Patientinnen und Patienten mit Diabetes mellitus Typ 1 profitieren in besonderem Maße von einer eigenständig durchgeführten Insulintherapie, einschließlich einer eigenständigen Anpassung der Insulindosis auf der Basis einer Stoffwechselselbstkontrolle. Die dazu notwendigen Kenntnisse und Fertigkeiten werden im Rahmen eines strukturierten Schulungs- und Behandlungsprogramms vermittelt. Vor diesem Hintergrund ist die Bereitstellung solcher Schulungs- und Behandlungsprogramme unverzichtbarer Bestandteil des strukturierten Behandlungsprogramms. Aufgabe der behandelnden Ärztin oder des behandelnden Arztes ist es, die Patientinnen und Patienten über den besonderen Nutzen des strukturierten Schulungs- und Behandlungsprogramms zu informieren und ihnen die Teilnahme nahe zu legen.

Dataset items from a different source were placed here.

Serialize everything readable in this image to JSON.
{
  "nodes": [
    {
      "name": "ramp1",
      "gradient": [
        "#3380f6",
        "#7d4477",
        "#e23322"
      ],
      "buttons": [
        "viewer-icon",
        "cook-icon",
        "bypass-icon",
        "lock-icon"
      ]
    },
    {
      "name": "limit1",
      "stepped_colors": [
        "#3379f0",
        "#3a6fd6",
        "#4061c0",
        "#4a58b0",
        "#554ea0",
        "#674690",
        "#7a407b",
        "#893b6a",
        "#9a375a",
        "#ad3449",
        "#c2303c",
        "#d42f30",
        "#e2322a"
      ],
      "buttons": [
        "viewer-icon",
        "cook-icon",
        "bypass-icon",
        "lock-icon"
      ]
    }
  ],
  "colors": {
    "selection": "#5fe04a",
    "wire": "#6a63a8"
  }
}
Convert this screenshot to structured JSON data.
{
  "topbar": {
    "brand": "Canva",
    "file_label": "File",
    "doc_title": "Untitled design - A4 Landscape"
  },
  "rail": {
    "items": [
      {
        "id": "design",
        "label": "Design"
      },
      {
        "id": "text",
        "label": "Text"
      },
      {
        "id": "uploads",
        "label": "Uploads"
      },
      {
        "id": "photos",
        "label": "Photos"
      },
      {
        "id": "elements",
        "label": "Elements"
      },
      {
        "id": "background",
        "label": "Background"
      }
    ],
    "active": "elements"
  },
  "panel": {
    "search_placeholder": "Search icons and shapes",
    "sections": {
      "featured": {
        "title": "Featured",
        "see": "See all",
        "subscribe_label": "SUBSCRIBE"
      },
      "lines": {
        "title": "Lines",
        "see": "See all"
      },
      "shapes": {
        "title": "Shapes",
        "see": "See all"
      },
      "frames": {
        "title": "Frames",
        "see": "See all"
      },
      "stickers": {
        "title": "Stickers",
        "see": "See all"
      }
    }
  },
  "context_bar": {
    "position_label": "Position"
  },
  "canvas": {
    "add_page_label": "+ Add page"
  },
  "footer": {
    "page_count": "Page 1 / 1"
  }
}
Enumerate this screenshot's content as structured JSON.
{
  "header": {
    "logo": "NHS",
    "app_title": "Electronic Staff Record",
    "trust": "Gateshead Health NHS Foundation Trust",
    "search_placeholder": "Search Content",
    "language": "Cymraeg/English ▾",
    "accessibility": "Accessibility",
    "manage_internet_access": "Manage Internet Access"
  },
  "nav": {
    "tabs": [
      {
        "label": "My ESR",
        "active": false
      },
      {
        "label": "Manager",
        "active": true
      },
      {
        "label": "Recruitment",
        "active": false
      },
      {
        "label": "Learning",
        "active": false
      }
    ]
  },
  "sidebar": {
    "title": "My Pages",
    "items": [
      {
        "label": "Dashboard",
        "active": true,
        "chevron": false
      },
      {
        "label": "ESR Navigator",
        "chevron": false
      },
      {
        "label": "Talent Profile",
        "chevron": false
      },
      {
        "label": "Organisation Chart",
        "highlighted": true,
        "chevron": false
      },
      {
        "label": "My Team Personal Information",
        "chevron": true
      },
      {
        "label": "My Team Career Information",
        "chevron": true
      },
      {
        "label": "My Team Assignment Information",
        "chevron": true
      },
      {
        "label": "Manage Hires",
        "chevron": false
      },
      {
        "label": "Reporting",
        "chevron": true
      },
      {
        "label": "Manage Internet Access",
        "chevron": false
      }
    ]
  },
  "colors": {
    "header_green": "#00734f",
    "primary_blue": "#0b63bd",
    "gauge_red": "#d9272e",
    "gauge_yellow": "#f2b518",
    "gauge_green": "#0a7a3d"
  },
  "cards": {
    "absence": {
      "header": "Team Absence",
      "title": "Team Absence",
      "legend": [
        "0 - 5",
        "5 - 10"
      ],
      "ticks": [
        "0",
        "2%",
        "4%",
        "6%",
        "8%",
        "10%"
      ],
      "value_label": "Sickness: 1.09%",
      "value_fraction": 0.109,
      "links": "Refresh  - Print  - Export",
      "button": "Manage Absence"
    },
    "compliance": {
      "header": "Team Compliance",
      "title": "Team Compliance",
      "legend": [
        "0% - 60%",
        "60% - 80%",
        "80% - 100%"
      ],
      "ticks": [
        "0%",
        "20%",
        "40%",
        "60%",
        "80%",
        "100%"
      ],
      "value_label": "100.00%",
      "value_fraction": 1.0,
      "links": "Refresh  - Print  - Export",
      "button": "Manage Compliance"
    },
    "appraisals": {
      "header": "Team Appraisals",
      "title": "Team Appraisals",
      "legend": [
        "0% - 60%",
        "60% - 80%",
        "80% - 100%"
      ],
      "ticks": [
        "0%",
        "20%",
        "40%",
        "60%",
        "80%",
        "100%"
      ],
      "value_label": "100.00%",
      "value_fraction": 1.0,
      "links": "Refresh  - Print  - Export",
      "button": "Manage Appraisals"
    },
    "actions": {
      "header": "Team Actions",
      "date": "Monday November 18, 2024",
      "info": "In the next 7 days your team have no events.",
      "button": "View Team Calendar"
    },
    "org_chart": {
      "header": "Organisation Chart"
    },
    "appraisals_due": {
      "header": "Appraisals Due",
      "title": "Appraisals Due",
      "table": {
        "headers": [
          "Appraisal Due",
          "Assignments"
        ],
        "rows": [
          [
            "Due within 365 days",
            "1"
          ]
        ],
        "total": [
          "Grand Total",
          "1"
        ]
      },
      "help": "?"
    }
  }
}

Patientinnen und Patienten mit Diabetes mellitus Typ 1 und deren Betreuungspersonen müssen unter Berücksichtigung des individuellen Schulungsstandes Zugang zu strukturierten, bei Patientinnen und Patienten mit Diabetes mellitus Typ 1 evaluierten, zielgruppenspezifischen und publizierten Schulungs- und Behandlungsprogrammen erhalten. Deren Wirksamkeit muss im Hinblick auf die Verbesserung der Stoffwechsellage belegt sein. Die Schulung von Patientinnen und Patienten mit Diabetes mellitus Typ 1 soll in einer qualifizierten Einrichtung erfolgen. Die Qualifikation der Leistungserbringer ist sicherzustellen. Hierbei ist der Bezug zu den hinterlegten strukturierten medizinischen Inhalten der Programme nach § 137f Absatz 2 Satz 2 Nummer 1 des Fünften Buches Sozialgesetzbuch herzustellen. Der bestehende Schulungsstand der Versicherten ist zu berücksichtigen. Bei Antragstellung müssen die Schulungsprogramme, die angewandt werden sollen, gegenüber dem Bundesversicherungsamt benannt werden.

5.
Evaluation (§ 137f Absatz 2 Satz 2 Nummer 6 des Fünften Buches Sozialgesetzbuch)

Die Ausführungen zu Ziffer 5 der Anlage 1 gelten entsprechend."


Artikel 2 Inkrafttreten



Diese Verordnung tritt am 1. Juli 2009 in Kraft.